On Thursday, the Reserve Bank of India participated in an open market operation by purchasing Rs 50,000 crore (USD 5.5 billion) in bonds. The auction is the first of its kind since May and is part of a broader effort to inject liquidity of Rs 1,00,000 crore (~$12 billion) into the economy in December, which will be supported by a $5 billion foreign exchange swap. Bond cutoff prices for bonds maturing between 2029 and 2050 exceeded Bloomberg poll estimates, which led to a decrease in those bonds' yields after the announcement.
The intervention aims to replenish the liquidity that has been drained because of the RBI's actions to support the rupee, which is Asia's worst-performing currency this year. The benchmark 10-Year Government of India bond yields increased by nearly 12 basis points this week despite a quarter basis point cut in interest rates last week.
However, the yields have been lowered to approximately 6.63% as a result of this action. This move is meant to alleviate pressure on bond markets caused by the global repricing of interest rates, the anticipated pause in the Reserve Bank of India's domestic interest rate, and the misalignment of supply and demand in the bond market. So, the question remains, what does this liquidity injection signal for bond yields, rupee stability, and broader economic growth?
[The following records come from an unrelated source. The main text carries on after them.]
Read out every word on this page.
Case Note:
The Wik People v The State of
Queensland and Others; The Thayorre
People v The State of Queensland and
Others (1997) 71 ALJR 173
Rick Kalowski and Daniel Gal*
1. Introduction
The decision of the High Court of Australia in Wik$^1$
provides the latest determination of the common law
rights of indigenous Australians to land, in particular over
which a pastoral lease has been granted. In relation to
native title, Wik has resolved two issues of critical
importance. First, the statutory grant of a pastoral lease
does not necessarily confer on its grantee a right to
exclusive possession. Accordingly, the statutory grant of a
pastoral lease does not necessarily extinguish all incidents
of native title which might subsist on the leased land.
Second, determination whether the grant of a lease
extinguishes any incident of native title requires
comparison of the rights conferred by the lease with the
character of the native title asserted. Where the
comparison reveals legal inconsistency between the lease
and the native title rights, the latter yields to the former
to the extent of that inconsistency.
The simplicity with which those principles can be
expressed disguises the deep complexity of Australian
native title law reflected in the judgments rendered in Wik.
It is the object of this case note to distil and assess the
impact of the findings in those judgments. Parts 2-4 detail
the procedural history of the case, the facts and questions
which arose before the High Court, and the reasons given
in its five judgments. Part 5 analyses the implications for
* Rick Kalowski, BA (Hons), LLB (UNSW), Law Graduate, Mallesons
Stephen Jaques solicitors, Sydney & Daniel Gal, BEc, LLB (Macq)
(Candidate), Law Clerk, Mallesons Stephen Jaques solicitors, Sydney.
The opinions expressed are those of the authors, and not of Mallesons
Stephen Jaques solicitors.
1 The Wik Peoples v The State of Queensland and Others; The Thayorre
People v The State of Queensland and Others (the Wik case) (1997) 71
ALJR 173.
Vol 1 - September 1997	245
How Did RBI Manage Liquidity Earlier This Year?
The RBI made liquidity injections into the banking system in 2025 totalling ₹5.2 lakh crore, using a variety of methods of managing banking liquidity. The RBI’s purchase of ₹27,300 crore worth of bonds through screen-based operations in November 2025 was another example of its cash-management approach.
The implementation of these measures allowed RBI to enhance the timely transmission of monetary policy and support banks' ability to lend during periods of economic uncertainty. Recently, the RBI has intensified its focus on liquidity management practices under the leadership of Governor Sanjay Malhotra. The RBI reduced the repo rate by 25 basis points to 5.25%, aiming to boost liquidity and support economic growth in the context of low inflation and robust expansion.
What Changes Does This Auction Signal for Markets?
An auction indicating the Central Bank's willingness to consider durable options for providing liquidity to the financial system took place as the first OMO purchase (Open Market Operations). Market participants anticipate further purchases of Rs 50,000 Crores next week with particular emphasis on mid-dated bonds, such as the 10-year 6.33% 2035 bond.
- Experts, including VRC Reddy of Karur Vysya Bank, believe the 10-year yield may trend towards 6.50% by the end of December due to narrowing of the demand and supply gap.
- According to Madhavi Arora of Emkay Global, the Central Bank could inject up to Rs 80,000 crores into the economy in the first quarter of March based on the balance of payments and the scale of intervention in the foreign exchange market.
- Karyatt from DBS Bank stated that further OMOs and foreign exchange swaps could maintain overnight interest rates near to the repo rate. Currently, for this fiscal year, the total amount of government securities purchased for debt purposes has reached Rs 3.16 trillion, which represents a record amount.
Therefore, these actions support the Central Bank's commitment to maintain financial stability even when external forces place pressure on the financial system.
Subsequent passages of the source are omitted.